Clozure / ccl

Clozure Common Lisp
http://ccl.clozure.com
Apache License 2.0
840 stars 105 forks source link

seemingly silly strength reduction miss #482

Open xrme opened 2 months ago

xrme commented 2 months ago
(defun foo (i)
  (declare (optimize (speed 3) (safety 0)))
  (declare (fixnum i))
  (the fixnum (* 2 i)))

(defun bar (i)
  (declare (optimize (speed 3) (safety 0)))
  (declare (fixnum i))
  (the fixnum (ash i 1)))

Disassembly for foo. We recognize that we can turn the multiply into a shift, but for some reason we call out.
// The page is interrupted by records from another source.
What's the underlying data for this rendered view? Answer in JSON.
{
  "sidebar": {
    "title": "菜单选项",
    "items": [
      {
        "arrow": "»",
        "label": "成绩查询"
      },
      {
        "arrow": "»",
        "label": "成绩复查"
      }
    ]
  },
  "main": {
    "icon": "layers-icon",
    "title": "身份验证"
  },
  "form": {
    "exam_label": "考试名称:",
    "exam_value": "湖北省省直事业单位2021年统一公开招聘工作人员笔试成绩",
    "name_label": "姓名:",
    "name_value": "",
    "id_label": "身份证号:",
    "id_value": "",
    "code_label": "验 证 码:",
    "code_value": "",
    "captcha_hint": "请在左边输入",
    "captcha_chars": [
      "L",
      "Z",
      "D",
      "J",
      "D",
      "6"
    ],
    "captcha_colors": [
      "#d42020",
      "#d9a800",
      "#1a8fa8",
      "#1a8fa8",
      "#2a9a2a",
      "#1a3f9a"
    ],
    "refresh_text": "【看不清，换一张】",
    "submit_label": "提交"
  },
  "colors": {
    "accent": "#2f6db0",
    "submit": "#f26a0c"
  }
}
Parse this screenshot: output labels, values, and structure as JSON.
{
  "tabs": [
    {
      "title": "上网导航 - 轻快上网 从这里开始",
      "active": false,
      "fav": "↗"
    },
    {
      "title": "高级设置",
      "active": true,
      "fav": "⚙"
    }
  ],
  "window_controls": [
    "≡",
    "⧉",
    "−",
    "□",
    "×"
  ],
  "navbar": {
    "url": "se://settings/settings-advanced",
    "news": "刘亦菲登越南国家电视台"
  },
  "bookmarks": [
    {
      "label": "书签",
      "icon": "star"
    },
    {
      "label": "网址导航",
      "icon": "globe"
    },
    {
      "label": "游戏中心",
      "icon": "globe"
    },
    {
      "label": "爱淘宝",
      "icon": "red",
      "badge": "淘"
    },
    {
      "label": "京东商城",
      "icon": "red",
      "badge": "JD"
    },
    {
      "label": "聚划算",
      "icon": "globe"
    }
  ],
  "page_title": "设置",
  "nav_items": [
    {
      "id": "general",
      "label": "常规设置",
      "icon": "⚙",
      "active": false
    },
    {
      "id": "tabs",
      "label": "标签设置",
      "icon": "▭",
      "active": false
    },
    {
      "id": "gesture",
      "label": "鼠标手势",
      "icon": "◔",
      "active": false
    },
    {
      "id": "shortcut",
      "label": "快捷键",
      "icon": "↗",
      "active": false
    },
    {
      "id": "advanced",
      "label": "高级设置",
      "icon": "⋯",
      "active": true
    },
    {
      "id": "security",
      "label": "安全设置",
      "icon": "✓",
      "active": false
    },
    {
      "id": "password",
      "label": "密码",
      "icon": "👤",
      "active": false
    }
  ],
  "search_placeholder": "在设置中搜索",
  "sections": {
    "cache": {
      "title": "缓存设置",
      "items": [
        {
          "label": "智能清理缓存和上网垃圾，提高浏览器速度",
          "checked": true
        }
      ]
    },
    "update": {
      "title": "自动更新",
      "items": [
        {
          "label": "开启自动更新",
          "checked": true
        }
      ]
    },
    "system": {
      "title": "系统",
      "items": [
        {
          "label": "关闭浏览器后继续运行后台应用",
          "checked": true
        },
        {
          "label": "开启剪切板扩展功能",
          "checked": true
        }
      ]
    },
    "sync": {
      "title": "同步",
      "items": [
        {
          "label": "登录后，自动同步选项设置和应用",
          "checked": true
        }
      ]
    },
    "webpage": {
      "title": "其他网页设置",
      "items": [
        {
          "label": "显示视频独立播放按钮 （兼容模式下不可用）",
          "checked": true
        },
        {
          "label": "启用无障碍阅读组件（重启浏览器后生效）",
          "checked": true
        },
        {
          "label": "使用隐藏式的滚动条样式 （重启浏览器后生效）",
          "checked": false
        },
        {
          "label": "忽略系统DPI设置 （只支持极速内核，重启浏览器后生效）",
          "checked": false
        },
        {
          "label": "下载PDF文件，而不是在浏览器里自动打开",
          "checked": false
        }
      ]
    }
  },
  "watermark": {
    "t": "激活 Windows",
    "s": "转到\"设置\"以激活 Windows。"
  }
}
   +0: 4c 8d 2d f9  (recover-fn-from-rip)
       ff ff ff
   +7: 55           (pushq (% rbp))
   +8: 48 89 e5     (movq (% rsp) (% rbp))
  +11: 56           (pushq (% arg_z))

;;; (* 2 i)
  +12: 48 8b 7d f8  (movq (@ -8 (% rbp)) (% arg_y))
  +16: be 08 00 00  (movl ($ 8) (% arg_z.l))
       00
  +21: 48 89 ec     (movq (% rbp) (% rsp))
  +24: 5d           (popq (% rbp))
  +25: ff 24 25 a8  (jmp (@ .SPBUILTIN-ASH))
       53 01 00

Disassembly for bar, where we open-code:

   +0: 4c 8d 2d f9  (recover-fn-from-rip)
       ff ff ff
   +7: 55           (pushq (% rbp))
   +8: 48 89 e5     (movq (% rsp) (% rbp))
  +11: 56           (pushq (% arg_z))

;;; (ash i 1)
  +12: 48 8b 75 f8  (movq (@ -8 (% rbp)) (% arg_z))
  +16: 48 c1 e6 01  (shlq ($ 1) (% arg_z))
  +20: 48 89 ec     (movq (% rbp) (% rsp))
  +23: 5d           (popq (% rbp))
  +24: c3           (retq)

The situation on the ARM is similar.

The function foo:

  (mov imm0 (:$ 19))
  (stmdb (:! sp) (imm0 vsp fn lr))
  (mov fn temp2)
  (vpush1 arg_z)                        ;[12]

;;; (* 2 i)
  (mov arg_y arg_z)                     ;[16]
  (mov arg_z '1)
  (ldmia (:! sp) (imm0 vsp fn lr))
  (spjump .SPbuiltin-ash)

The function bar:

  (mov imm0 (:$ 19))
  (stmdb (:! sp) (imm0 vsp fn lr))
  (mov fn temp2)
  (vpush1 arg_z)                        ;[12]

;;; (ash i 1)
  (mov arg_z (:lsl arg_z (:$ 1)))       ;[16]
  (ldmia (:! sp) (imm0 vsp fn pc))
xrme commented 1 month ago

It looks like acode-rewrite-mul2 changes the multiply into a shift, but it doesn't do enough work to know if can use (%nx1-operator fixnum-ash) instead of (%nx1-operator ash).

Maybe we could add acode-rewrite-ash to catch this case?